The group, known as the Handala Hack Team, shared Patel’s purported resume and photos of him on its website along with a statement that says: “This is just our beginning.”
“If your director can be compromised this easily, what do you expect from your lower-level employees?,” it says. The FBI said the information accessed is “historical in nature and involves no government information”.
This isn’t the first time Iranian-backed hackers breached Patel’s account. He was also targeted in 2024, weeks before his appointment to the FBI.
Photos Handala claims to have taken from Patel’s email account have been circulating on social media with Handala’s logo added as a watermark.
The photos show Patel at various unidentified locations, including standing beside a vintage convertible, smiling next to a jet, smoking and sniffing cigars, taking a selfie next to a bottle of liquor, and posing in what appear to be restaurants and hotels.
The BBC has not independently verified the leaked documents.
In its statement announcing the hack, the Handala group said the “so-called ‘impenetrable’ systems of the FBI were brought to their knees within hours by our team”. “This is the security that the US government boasts about?! This is the cyber giant that thinks threats and bribes can silence the voice of resistance?!”
The FBI said that it was offering up to $10m (£7.5m) for information that helps identify members of the Handala group.

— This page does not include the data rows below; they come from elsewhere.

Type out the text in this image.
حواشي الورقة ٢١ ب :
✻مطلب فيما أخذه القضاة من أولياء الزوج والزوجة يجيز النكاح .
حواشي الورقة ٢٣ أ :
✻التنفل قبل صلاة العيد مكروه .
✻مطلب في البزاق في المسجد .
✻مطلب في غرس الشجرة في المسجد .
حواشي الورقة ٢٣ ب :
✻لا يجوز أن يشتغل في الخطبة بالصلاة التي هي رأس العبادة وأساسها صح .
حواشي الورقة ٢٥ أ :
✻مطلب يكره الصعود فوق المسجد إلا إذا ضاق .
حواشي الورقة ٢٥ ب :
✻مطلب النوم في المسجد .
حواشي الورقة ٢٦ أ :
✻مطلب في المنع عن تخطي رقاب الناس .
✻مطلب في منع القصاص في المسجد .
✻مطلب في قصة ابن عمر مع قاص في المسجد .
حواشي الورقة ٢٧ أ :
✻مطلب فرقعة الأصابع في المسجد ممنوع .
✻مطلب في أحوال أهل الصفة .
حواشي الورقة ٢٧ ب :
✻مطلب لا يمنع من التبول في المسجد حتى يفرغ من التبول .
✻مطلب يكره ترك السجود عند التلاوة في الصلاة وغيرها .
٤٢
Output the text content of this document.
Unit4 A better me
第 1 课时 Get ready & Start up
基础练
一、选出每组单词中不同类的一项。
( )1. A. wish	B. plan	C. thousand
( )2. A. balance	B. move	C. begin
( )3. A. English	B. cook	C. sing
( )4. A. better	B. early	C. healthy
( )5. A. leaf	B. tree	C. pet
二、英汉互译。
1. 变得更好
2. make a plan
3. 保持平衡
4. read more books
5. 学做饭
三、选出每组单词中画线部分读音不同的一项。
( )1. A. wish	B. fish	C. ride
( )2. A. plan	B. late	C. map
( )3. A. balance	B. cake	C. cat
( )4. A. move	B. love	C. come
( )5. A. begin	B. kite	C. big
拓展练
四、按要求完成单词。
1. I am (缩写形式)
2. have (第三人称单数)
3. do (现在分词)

Last week, the US justice department seized several Handala domain names it says were involved in hacking schemes linked to the Islamic Republic of Iran.
The department said Iran’s Ministry of Intelligence and Security (MOIS) had been using the Handala websites to spread “terrorist propaganda,” conduct “attempted psychological operations targeting adversaries of the regime”, claim credit for hacking activity, and call for the killing of journalists and dissidents.
Handala said its hack into Patel’s email account was retaliation for the FBI’s seizure of its websites, as well as for the FBI offering a reward of $10 million for information on similar malicious attacks.
Earlier in March, Handala group also claimed responsibility for the cyberattack of US medical technology firm Stryker.
The Stryker incident saw the company’s employee login defaced with a message claiming data had been erased in a ‘wiper’ attack by the Iran-backed group of hacktivists.
In a post at the time on their now-suspended X account, Handala claimed it had wiped “over 200,000 systems, servers, and mobile devices” and extracted “50 terabytes of critical data” in the Stryker attack.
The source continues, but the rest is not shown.